In 1969, when my father was 18 years old, after his first semester at St. John's College in Minnesota, he bought a one-way plane ticket to Berkeley, California for $35 where he wanted to take an art class at the University there. He had not told his family where he was going and part of the reason he left was that he wouldn't cut his long hair like his dad wanted. I have a hard time piecing together the details about the order in which things happened in the next few years of his life. I know he was walking around the city of Berkeley, wondering what he would do now that he had arrived in California, when he hear the distinctive voice of a high school friend who allowed him to stay at his place for a while. He worked in a factory for about 6 months before he got called to the back by the boss for a phone call and answered to find his grandmother saying "You thought you could hide for us forever, didn't you?"
"Of course not, Grandma. I knew you'd find me." he responded.

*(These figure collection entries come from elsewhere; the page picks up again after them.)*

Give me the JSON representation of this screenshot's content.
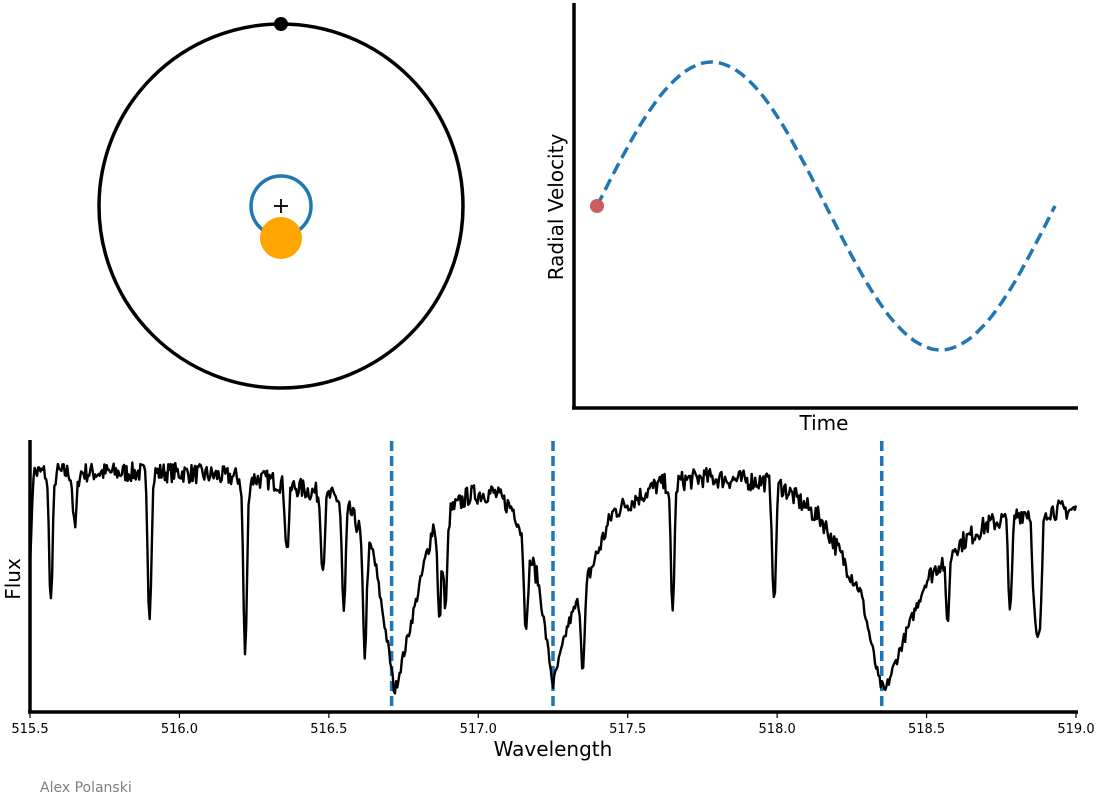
{
  "colors": {
    "orbit": "#000000",
    "star_orbit": "#1f77b4",
    "star": "#ffa500",
    "rv_curve": "#1f77b4",
    "rv_marker": "#cd5c5c",
    "spectrum": "#000000",
    "line_markers": "#1f77b4"
  },
  "credit": "Alex Polanski",
  "chart_data": [
    {
      "type": "diagram",
      "panel": "orbit",
      "elements": [
        "planet-orbit",
        "planet",
        "star-orbit",
        "barycenter",
        "star"
      ]
    },
    {
      "type": "line",
      "title": "",
      "xlabel": "Time",
      "ylabel": "Radial Velocity",
      "xticks": false,
      "yticks": false,
      "x": [
        0.0,
        0.05,
        0.1,
        0.15,
        0.2,
        0.25,
        0.3,
        0.35,
        0.4,
        0.45,
        0.5,
        0.55,
        0.6,
        0.65,
        0.7,
        0.75,
        0.8,
        0.85,
        0.9,
        0.95,
        1.0
      ],
      "series": [
        {
          "values": [
            0.0,
            0.31,
            0.59,
            0.81,
            0.95,
            1.0,
            0.95,
            0.81,
            0.59,
            0.31,
            0.0,
            -0.31,
            -0.59,
            -0.81,
            -0.95,
            -1.0,
            -0.95,
            -0.81,
            -0.59,
            -0.31,
            0.0
          ]
        }
      ],
      "current_point": {
        "x": 0.0,
        "y": 0.0
      }
    },
    {
      "type": "line",
      "title": "",
      "xlabel": "Wavelength",
      "ylabel": "Flux",
      "xlim": [
        515.5,
        519.0
      ],
      "xticks": [
        "515.5",
        "516.0",
        "516.5",
        "517.0",
        "517.5",
        "518.0",
        "518.5",
        "519.0"
      ],
      "continuum": [
        [
          515.5,
          0.93
        ],
        [
          516.0,
          0.93
        ],
        [
          516.3,
          0.9
        ],
        [
          516.55,
          0.82
        ],
        [
          516.65,
          0.6
        ],
        [
          516.7,
          0.22
        ],
        [
          516.72,
          0.05
        ],
        [
          516.76,
          0.25
        ],
        [
          516.85,
          0.72
        ],
        [
          516.97,
          0.84
        ],
        [
          517.05,
          0.85
        ],
        [
          517.12,
          0.78
        ],
        [
          517.2,
          0.5
        ],
        [
          517.25,
          0.08
        ],
        [
          517.3,
          0.32
        ],
        [
          517.38,
          0.55
        ],
        [
          517.45,
          0.77
        ],
        [
          517.6,
          0.88
        ],
        [
          517.75,
          0.91
        ],
        [
          518.0,
          0.89
        ],
        [
          518.15,
          0.74
        ],
        [
          518.28,
          0.45
        ],
        [
          518.34,
          0.1
        ],
        [
          518.36,
          0.05
        ],
        [
          518.42,
          0.25
        ],
        [
          518.5,
          0.5
        ],
        [
          518.58,
          0.62
        ],
        [
          518.7,
          0.72
        ],
        [
          518.85,
          0.78
        ],
        [
          519.0,
          0.78
        ]
      ],
      "absorption_lines": [
        {
          "center": 515.57,
          "depth": 0.55
        },
        {
          "center": 515.65,
          "depth": 0.25
        },
        {
          "center": 515.9,
          "depth": 0.62
        },
        {
          "center": 516.22,
          "depth": 0.78
        },
        {
          "center": 516.36,
          "depth": 0.3
        },
        {
          "center": 516.48,
          "depth": 0.35
        },
        {
          "center": 516.55,
          "depth": 0.55
        },
        {
          "center": 516.62,
          "depth": 0.7
        },
        {
          "center": 516.87,
          "depth": 0.55
        },
        {
          "center": 516.89,
          "depth": 0.5
        },
        {
          "center": 517.16,
          "depth": 0.55
        },
        {
          "center": 517.35,
          "depth": 0.7
        },
        {
          "center": 517.65,
          "depth": 0.58
        },
        {
          "center": 517.99,
          "depth": 0.55
        },
        {
          "center": 518.57,
          "depth": 0.45
        },
        {
          "center": 518.78,
          "depth": 0.5
        },
        {
          "center": 518.86,
          "depth": 0.42
        },
        {
          "center": 518.87,
          "depth": 0.58
        },
        {
          "center": 518.88,
          "depth": 0.55
        }
      ],
      "marked_lines": [
        516.71,
        517.25,
        518.35
      ]
    }
  ]
}
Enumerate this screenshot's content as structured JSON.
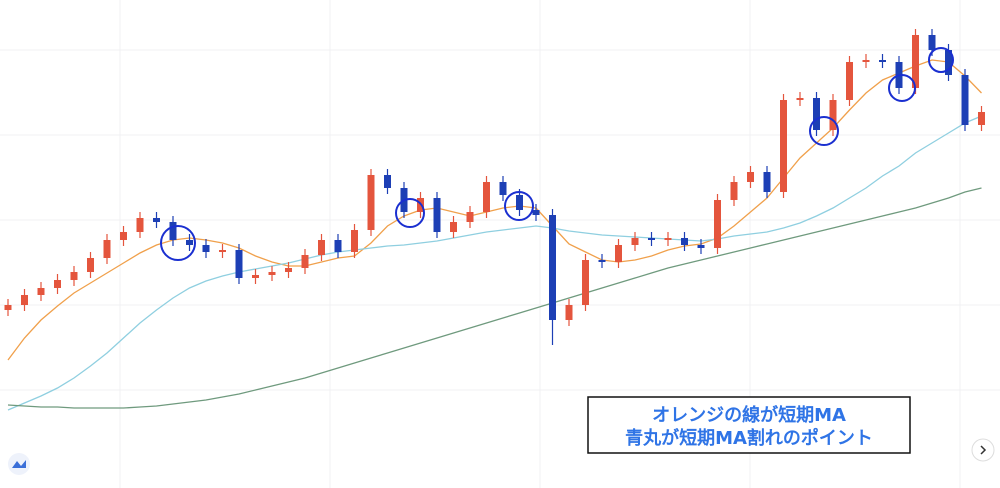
{
  "chart_data": {
    "type": "candlestick",
    "ylim": [
      0,
      488
    ],
    "grid": true,
    "up_color": "#e4553d",
    "down_color": "#1d3fb5",
    "open": [
      178,
      183,
      193,
      200,
      208,
      216,
      230,
      248,
      256,
      270,
      266,
      248,
      243,
      236,
      238,
      210,
      213,
      216,
      220,
      233,
      248,
      236,
      258,
      313,
      300,
      276,
      290,
      256,
      266,
      276,
      306,
      293,
      278,
      273,
      168,
      183,
      228,
      226,
      243,
      250,
      248,
      250,
      243,
      240,
      288,
      306,
      316,
      296,
      388,
      390,
      358,
      388,
      426,
      428,
      426,
      400,
      453,
      438,
      413,
      363
    ],
    "high": [
      189,
      199,
      206,
      214,
      222,
      236,
      254,
      262,
      276,
      276,
      272,
      254,
      249,
      244,
      244,
      219,
      222,
      226,
      239,
      254,
      254,
      264,
      319,
      319,
      306,
      296,
      296,
      272,
      282,
      312,
      312,
      299,
      284,
      279,
      189,
      234,
      234,
      249,
      256,
      256,
      256,
      256,
      249,
      294,
      312,
      322,
      322,
      394,
      396,
      396,
      394,
      432,
      434,
      434,
      432,
      459,
      459,
      444,
      419,
      382
    ],
    "low": [
      172,
      177,
      187,
      194,
      202,
      210,
      224,
      242,
      250,
      260,
      242,
      237,
      230,
      230,
      204,
      204,
      207,
      210,
      214,
      227,
      230,
      230,
      252,
      294,
      270,
      270,
      250,
      250,
      260,
      270,
      287,
      272,
      267,
      143,
      162,
      177,
      220,
      220,
      237,
      242,
      242,
      237,
      234,
      234,
      282,
      300,
      290,
      290,
      382,
      352,
      352,
      382,
      420,
      420,
      394,
      394,
      432,
      407,
      357,
      357
    ],
    "close": [
      183,
      193,
      200,
      208,
      216,
      230,
      248,
      256,
      270,
      266,
      248,
      243,
      236,
      238,
      210,
      213,
      216,
      220,
      233,
      248,
      236,
      258,
      313,
      300,
      276,
      290,
      256,
      266,
      276,
      306,
      293,
      278,
      273,
      168,
      183,
      228,
      226,
      243,
      250,
      248,
      250,
      243,
      240,
      288,
      306,
      316,
      296,
      388,
      390,
      358,
      388,
      426,
      428,
      426,
      400,
      453,
      438,
      413,
      363,
      376
    ],
    "series": [
      {
        "color": "#f0a04b",
        "values": [
          128,
          150,
          168,
          182,
          195,
          205,
          215,
          225,
          235,
          243,
          248,
          250,
          248,
          245,
          240,
          232,
          226,
          222,
          222,
          226,
          230,
          232,
          245,
          262,
          272,
          278,
          280,
          276,
          272,
          276,
          280,
          282,
          280,
          262,
          244,
          236,
          228,
          226,
          228,
          232,
          238,
          242,
          244,
          250,
          262,
          276,
          290,
          310,
          330,
          345,
          360,
          378,
          395,
          408,
          415,
          422,
          428,
          426,
          412,
          395
        ]
      },
      {
        "color": "#8fcfe0",
        "values": [
          78,
          85,
          92,
          100,
          110,
          122,
          135,
          150,
          165,
          178,
          190,
          200,
          207,
          212,
          216,
          219,
          222,
          225,
          229,
          233,
          236,
          238,
          240,
          242,
          243,
          245,
          247,
          250,
          253,
          256,
          258,
          260,
          262,
          260,
          257,
          255,
          253,
          252,
          251,
          250,
          249,
          248,
          247,
          249,
          252,
          254,
          256,
          260,
          265,
          272,
          280,
          290,
          300,
          312,
          322,
          335,
          345,
          355,
          365,
          372
        ]
      },
      {
        "color": "#6f9a7e",
        "values": [
          83,
          82,
          81,
          81,
          80,
          80,
          80,
          80,
          81,
          82,
          84,
          86,
          88,
          91,
          94,
          98,
          102,
          106,
          110,
          115,
          120,
          125,
          130,
          135,
          140,
          145,
          150,
          155,
          160,
          165,
          170,
          175,
          180,
          185,
          190,
          195,
          200,
          205,
          210,
          215,
          220,
          224,
          228,
          232,
          236,
          240,
          244,
          248,
          252,
          256,
          260,
          264,
          268,
          272,
          276,
          280,
          285,
          290,
          296,
          300
        ]
      }
    ],
    "annotation": [
      "オレンジの線が短期MA",
      "青丸が短期MA割れのポイント"
    ]
  }
}
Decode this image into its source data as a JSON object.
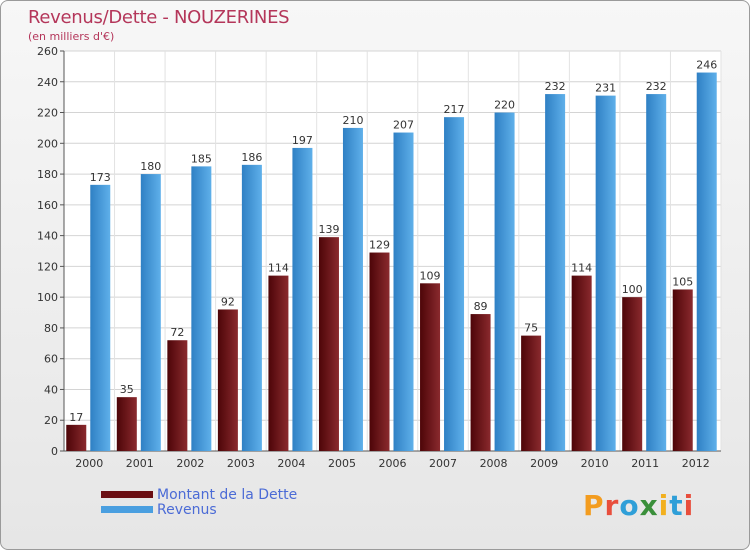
{
  "header": {
    "title": "Revenus/Dette - NOUZERINES",
    "subtitle": "(en milliers d'€)"
  },
  "legend": {
    "items": [
      {
        "label": "Montant de la Dette",
        "color": "#6b0f13"
      },
      {
        "label": "Revenus",
        "color": "#4a9fe0"
      }
    ]
  },
  "logo": {
    "text": "Proxiti",
    "letters": [
      {
        "ch": "P",
        "color": "#f39c1f"
      },
      {
        "ch": "r",
        "color": "#e84e3c"
      },
      {
        "ch": "o",
        "color": "#2f9fd8"
      },
      {
        "ch": "x",
        "color": "#3a8f3a"
      },
      {
        "ch": "i",
        "color": "#f2b01e"
      },
      {
        "ch": "t",
        "color": "#2f9fd8"
      },
      {
        "ch": "i",
        "color": "#e84e3c"
      }
    ]
  },
  "chart_data": {
    "type": "bar",
    "title": "Revenus/Dette - NOUZERINES",
    "ylabel": "(en milliers d'€)",
    "xlabel": "",
    "ylim": [
      0,
      260
    ],
    "yticks": [
      0,
      20,
      40,
      60,
      80,
      100,
      120,
      140,
      160,
      180,
      200,
      220,
      240,
      260
    ],
    "grid": true,
    "legend_position": "bottom-left",
    "categories": [
      "2000",
      "2001",
      "2002",
      "2003",
      "2004",
      "2005",
      "2006",
      "2007",
      "2008",
      "2009",
      "2010",
      "2011",
      "2012"
    ],
    "series": [
      {
        "name": "Montant de la Dette",
        "color": "#6b0f13",
        "values": [
          17,
          35,
          72,
          92,
          114,
          139,
          129,
          109,
          89,
          75,
          114,
          100,
          105
        ]
      },
      {
        "name": "Revenus",
        "color": "#4a9fe0",
        "values": [
          173,
          180,
          185,
          186,
          197,
          210,
          207,
          217,
          220,
          232,
          231,
          232,
          246
        ]
      }
    ]
  }
}
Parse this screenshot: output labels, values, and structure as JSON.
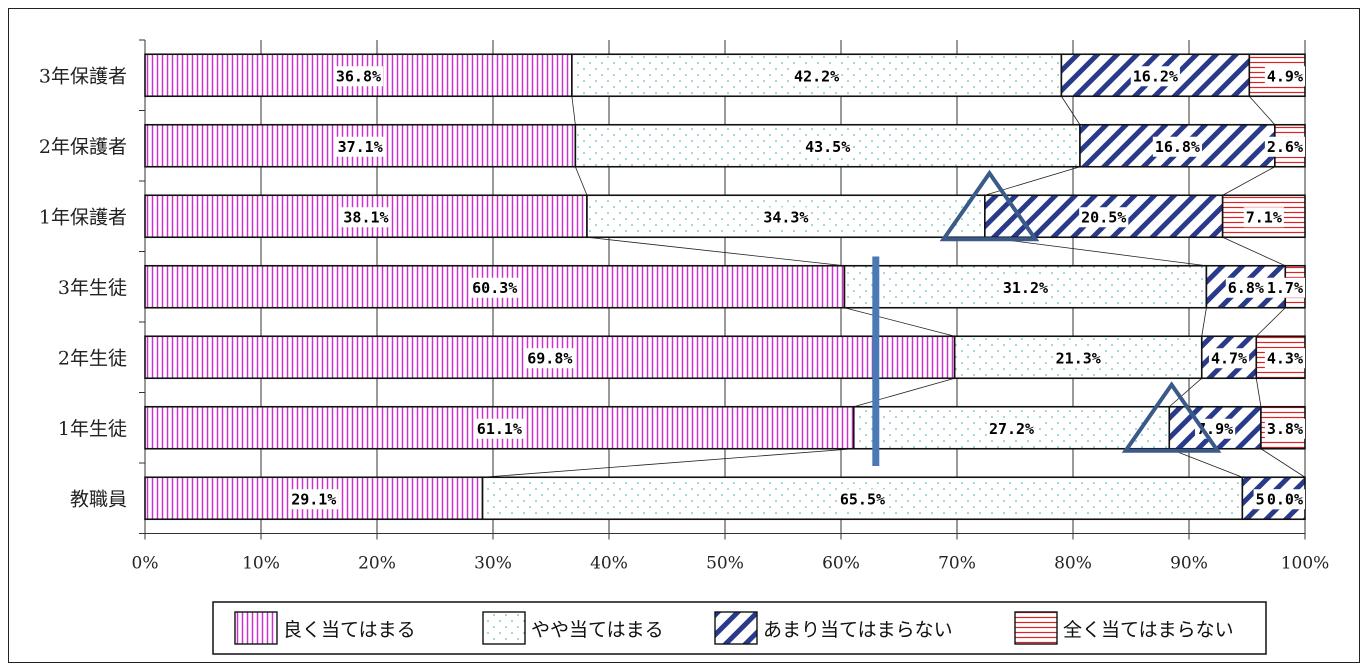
{
  "chart_data": {
    "type": "bar",
    "stacked": true,
    "orientation": "horizontal",
    "percent_stacked": true,
    "categories": [
      "3年保護者",
      "2年保護者",
      "1年保護者",
      "3年生徒",
      "2年生徒",
      "1年生徒",
      "教職員"
    ],
    "series": [
      {
        "name": "良く当てはまる",
        "values": [
          36.8,
          37.1,
          38.1,
          60.3,
          69.8,
          61.1,
          29.1
        ],
        "labels": [
          "36.8%",
          "37.1%",
          "38.1%",
          "60.3%",
          "69.8%",
          "61.1%",
          "29.1%"
        ],
        "color": "#cc33cc",
        "pattern": "vertical-lines"
      },
      {
        "name": "やや当てはまる",
        "values": [
          42.2,
          43.5,
          34.3,
          31.2,
          21.3,
          27.2,
          65.5
        ],
        "labels": [
          "42.2%",
          "43.5%",
          "34.3%",
          "31.2%",
          "21.3%",
          "27.2%",
          "65.5%"
        ],
        "color": "#33aaaa",
        "pattern": "dots"
      },
      {
        "name": "あまり当てはまらない",
        "values": [
          16.2,
          16.8,
          20.5,
          6.8,
          4.7,
          7.9,
          5.4
        ],
        "labels": [
          "16.2%",
          "16.8%",
          "20.5%",
          "6.8%",
          "4.7%",
          "7.9%",
          "5.4%"
        ],
        "color": "#2a3a8a",
        "pattern": "wide-diagonal"
      },
      {
        "name": "全く当てはまらない",
        "values": [
          4.9,
          2.6,
          7.1,
          1.7,
          4.3,
          3.8,
          0.0
        ],
        "labels": [
          "4.9%",
          "2.6%",
          "7.1%",
          "1.7%",
          "4.3%",
          "3.8%",
          "0.0%"
        ],
        "color": "#dd2222",
        "pattern": "horizontal-lines"
      }
    ],
    "x_ticks": [
      "0%",
      "10%",
      "20%",
      "30%",
      "40%",
      "50%",
      "60%",
      "70%",
      "80%",
      "90%",
      "100%"
    ],
    "xlim": [
      0,
      100
    ],
    "grid": "vertical",
    "legend_position": "bottom",
    "annotations": [
      {
        "type": "vertical-line",
        "x": 63,
        "color": "#4a7ab5"
      },
      {
        "type": "triangle",
        "x": 72.8,
        "row": "1年保護者",
        "color": "#3a5a8a"
      },
      {
        "type": "triangle",
        "x": 88.5,
        "row": "1年生徒",
        "color": "#3a5a8a"
      }
    ]
  }
}
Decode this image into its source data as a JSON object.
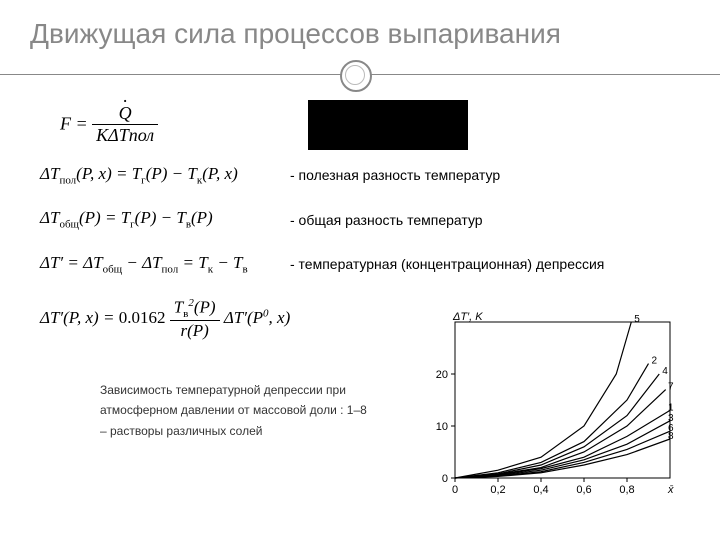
{
  "title": "Движущая сила процессов выпаривания",
  "rows": {
    "r1_desc": "- полезная разность температур",
    "r2_desc": "- общая разность температур",
    "r3_desc": "- температурная (концентрационная) депрессия"
  },
  "caption": {
    "l1": "Зависимость температурной депрессии при",
    "l2": "атмосферном давлении от массовой доли : 1–8",
    "l3": "– растворы различных солей"
  },
  "chart": {
    "ylabel": "ΔT′, K",
    "xlabel": "x̄",
    "yticks": [
      0,
      10,
      20
    ],
    "xticks": [
      0,
      0.2,
      0.4,
      0.6,
      0.8
    ],
    "curve_labels": [
      "1",
      "2",
      "3",
      "4",
      "5",
      "6",
      "7",
      "8"
    ],
    "bg": "#ffffff",
    "line_color": "#000000",
    "grid_color": "#cccccc",
    "font_size": 11,
    "curves": [
      {
        "n": "5",
        "pts": [
          [
            0,
            0
          ],
          [
            0.2,
            1.5
          ],
          [
            0.4,
            4
          ],
          [
            0.6,
            10
          ],
          [
            0.75,
            20
          ],
          [
            0.82,
            30
          ]
        ]
      },
      {
        "n": "2",
        "pts": [
          [
            0,
            0
          ],
          [
            0.2,
            1
          ],
          [
            0.4,
            3
          ],
          [
            0.6,
            7
          ],
          [
            0.8,
            15
          ],
          [
            0.9,
            22
          ]
        ]
      },
      {
        "n": "4",
        "pts": [
          [
            0,
            0
          ],
          [
            0.2,
            0.8
          ],
          [
            0.4,
            2.5
          ],
          [
            0.6,
            6
          ],
          [
            0.8,
            12
          ],
          [
            0.95,
            20
          ]
        ]
      },
      {
        "n": "7",
        "pts": [
          [
            0,
            0
          ],
          [
            0.2,
            0.7
          ],
          [
            0.4,
            2
          ],
          [
            0.6,
            5
          ],
          [
            0.8,
            10
          ],
          [
            0.98,
            17
          ]
        ]
      },
      {
        "n": "1",
        "pts": [
          [
            0,
            0
          ],
          [
            0.2,
            0.6
          ],
          [
            0.4,
            1.8
          ],
          [
            0.6,
            4
          ],
          [
            0.8,
            8
          ],
          [
            1.0,
            13
          ]
        ]
      },
      {
        "n": "3",
        "pts": [
          [
            0,
            0
          ],
          [
            0.2,
            0.5
          ],
          [
            0.4,
            1.5
          ],
          [
            0.6,
            3.5
          ],
          [
            0.8,
            6.5
          ],
          [
            1.0,
            11
          ]
        ]
      },
      {
        "n": "6",
        "pts": [
          [
            0,
            0
          ],
          [
            0.2,
            0.4
          ],
          [
            0.4,
            1.2
          ],
          [
            0.6,
            3
          ],
          [
            0.8,
            5.5
          ],
          [
            1.0,
            9
          ]
        ]
      },
      {
        "n": "8",
        "pts": [
          [
            0,
            0
          ],
          [
            0.2,
            0.3
          ],
          [
            0.4,
            1
          ],
          [
            0.6,
            2.5
          ],
          [
            0.8,
            4.5
          ],
          [
            1.0,
            7.5
          ]
        ]
      }
    ]
  }
}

"Well, we'll buy you a plane ticket home, just sit tight."
"No, I don't want to come home."
And so he kept going and traveling.
He lived on the Olympic Peninsula at some point. He was hitchhiking when a logging truck pulled over and the driver asked where he was from. When my dad told him the manager who had pulled over cocked his head and said "Midwesterners are hard workers. You want a job?" He worked in Estes Park, Colorado for eight months. He hitchhiked across the West several times. I can't be sure where in the story Big Sur comes in, but wherever it belongs, here is my version of the chapter, as I've heard it told to me several times throughout my life:
My dad was hitchhiking the PCH just south of the Bay area. When he reached a restaurant called Nepenthe, he walked up the long and twisty driveway to grab a cup of coffee and read his book. He found an incredible hideaway in the cliffs of Big Sur, overlooking the ocean from huge decks and floor-to-ceiling windows. I imagine his afternoon to be much sunnier than mine, though I feel like it was the same sort of folks around: not too many, sharing a lot of bottles of wine and cups of soup, maybe around the huge fireplace in the center of the dinning room, or basking in the sunlight outside. After a few hours there, my dad walked up to the bar tentatively and asked the bar tender - for some reason I remember him being British - if there was any way he could get hired there. The bar tender shrugged and said "Well, you'd have to ask the manager."
"Where is he?" My dad, younger at the time than I am now, asked. "Wait," He interrupted "Would I have to cut my hair?"
The bar tender looked my dad up and down, probably with a smirk. "I don't know. You'll just have to ask the manager. He's at the end of the bar." He nodded towards a man hunched over a pile of papers, writing up the schedule. He had a ponytail snaking all the way down his back.
So my dad walked up to him and asked again "There isn't a chance you are hiring right now are you?"
Once again, my dad got the once-over, and the manager thought for a second, then asked "What's your birthday."
"September 4th."
Another beat of thought. "Okay. We need a Virgo in the kitchen. You're hired."
My dad stayed at Nepenthe for several months. This place is a family-run enclave for poets (Beat poets in those days, especially), artists, philosophers and anyone traveling along the PCH. He read the Lord of the Rings for the first time from the back deck, where the employees took their breaks. He explored his own spirituality from those cliffs. There is something magical about this place. I have always understood this from afar, listening in on my father's stories. Not just the amazingness of Big Sur, but this place in particular. My father found himself here, you can tell when he's talking about the place.
So when I decided to go to San Francisco this last weekend, I was cautiously optimistic we'd be able to drive up PCH and stop. After I told the story, Alfred agreed we should make the side-trip (yes - he appears to be a keeper). It was a cold and rainy day along the Pacific, and it was harder to see the cliffs along the road side as I would have liked, but there is also something to be said for snaking in and out of fog along the seashore, not being able to see where water ends and fog begins and suddenly coming across rocks jutting out of the water below, or finding the tops of the cliffs above you. We couldn't stay long. We just got some hot chocolate, tea and a quick meal at 3 in the afternoon. We had a busy day ahead still. We had to stop in Palo Alto at Stanford where Alfred did his undergrad and grad school, and still make it to San Francisco that evening. I did not see the dramatic views from the porch, and wasn't even able to sit outside, but we did get to sit beside the huge opened fire pit.
Sharing in your own family history is a humbling experience - especially when it doesn't disappoint. You are embraced with the awareness of your own life, how it came to be and the ways in which the people who defined you were defined in places you can only imagine. You realize the importance your life choices, how they expand and contract around you, become you as you become them. I didn't have cell phone service there so I couldn't call my Papa at home in northern Minnesota until after we were up the shore, but in some ways that was more important. I was able to simply be there, with my present and his ghost.